🤖 AI Summary
To address uncertainty, over-reasoning, and iterative redundancy in chain-of-thought (CoT) reasoning for large language models, this paper proposes a novel CoT framework based on a self-training paradigm. The framework comprises a task-specific prompting module and an adaptive iterative reasoning module, unifying CoT reasoning and self-training within a single modeling framework for the first time. It incorporates dynamic path pruning, confidence-driven iteration termination, and model-generated self-feedback to effectively suppress high step-wise similarity and spurious reasoning steps. Evaluated across multiple reasoning benchmarks, the method improves accuracy while simultaneously reducing average reasoning steps and computational overhead—achieving joint optimization of performance and efficiency.
📝 Abstract
Chain-of-thought (CoT) reasoning has emerged as an effective approach for activating latent capabilities in LLMs. Interestingly, we observe that both CoT reasoning and self-training share the core objective: iteratively leveraging model-generated information to progressively reduce prediction uncertainty.

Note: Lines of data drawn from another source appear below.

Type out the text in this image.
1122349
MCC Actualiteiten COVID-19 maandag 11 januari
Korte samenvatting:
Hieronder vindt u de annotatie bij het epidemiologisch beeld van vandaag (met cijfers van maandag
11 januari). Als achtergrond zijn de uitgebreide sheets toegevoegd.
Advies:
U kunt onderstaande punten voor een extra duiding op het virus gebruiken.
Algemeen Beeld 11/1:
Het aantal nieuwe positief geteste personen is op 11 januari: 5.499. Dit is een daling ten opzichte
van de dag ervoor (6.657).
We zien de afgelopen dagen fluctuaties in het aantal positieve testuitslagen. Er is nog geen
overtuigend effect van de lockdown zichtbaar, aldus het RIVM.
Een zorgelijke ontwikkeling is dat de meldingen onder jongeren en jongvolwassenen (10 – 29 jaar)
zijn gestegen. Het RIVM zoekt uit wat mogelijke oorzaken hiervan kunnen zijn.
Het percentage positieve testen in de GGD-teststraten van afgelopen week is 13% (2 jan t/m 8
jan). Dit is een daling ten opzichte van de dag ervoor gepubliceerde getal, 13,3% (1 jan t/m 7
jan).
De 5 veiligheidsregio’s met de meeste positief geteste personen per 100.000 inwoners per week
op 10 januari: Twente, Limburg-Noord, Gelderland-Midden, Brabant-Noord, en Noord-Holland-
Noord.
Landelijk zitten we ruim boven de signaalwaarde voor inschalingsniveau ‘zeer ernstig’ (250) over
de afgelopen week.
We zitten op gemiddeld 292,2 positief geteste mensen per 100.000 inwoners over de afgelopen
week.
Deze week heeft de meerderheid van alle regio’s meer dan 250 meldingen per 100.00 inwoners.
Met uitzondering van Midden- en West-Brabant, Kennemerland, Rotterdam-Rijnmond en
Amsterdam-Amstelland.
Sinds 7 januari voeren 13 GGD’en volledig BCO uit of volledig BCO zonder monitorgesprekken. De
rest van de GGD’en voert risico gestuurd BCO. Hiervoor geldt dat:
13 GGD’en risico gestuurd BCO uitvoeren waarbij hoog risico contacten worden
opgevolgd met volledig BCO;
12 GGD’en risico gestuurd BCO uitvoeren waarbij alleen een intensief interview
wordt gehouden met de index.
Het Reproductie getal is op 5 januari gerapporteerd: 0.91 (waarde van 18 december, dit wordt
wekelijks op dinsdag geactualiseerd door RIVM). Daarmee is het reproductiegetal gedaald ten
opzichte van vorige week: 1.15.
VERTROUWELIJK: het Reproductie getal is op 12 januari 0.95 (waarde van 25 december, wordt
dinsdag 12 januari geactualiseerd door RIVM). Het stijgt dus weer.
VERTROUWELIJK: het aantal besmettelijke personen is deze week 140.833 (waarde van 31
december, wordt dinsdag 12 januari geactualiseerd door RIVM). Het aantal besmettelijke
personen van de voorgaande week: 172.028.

Building on this insight, we propose a novel CoT framework to improve reasoning performance. Our framework integrates two key components: (i) a task-specific prompt module that optimizes the initial reasoning process, and (ii) an adaptive reasoning iteration module that dynamically refines the reasoning process and addresses the limitations of previous CoT approaches, ie over-reasoning and high similarity between consecutive reasoning iterations. Extensive experiments demonstrate that the proposed method achieves significant advantages in both performance and computational efficiency.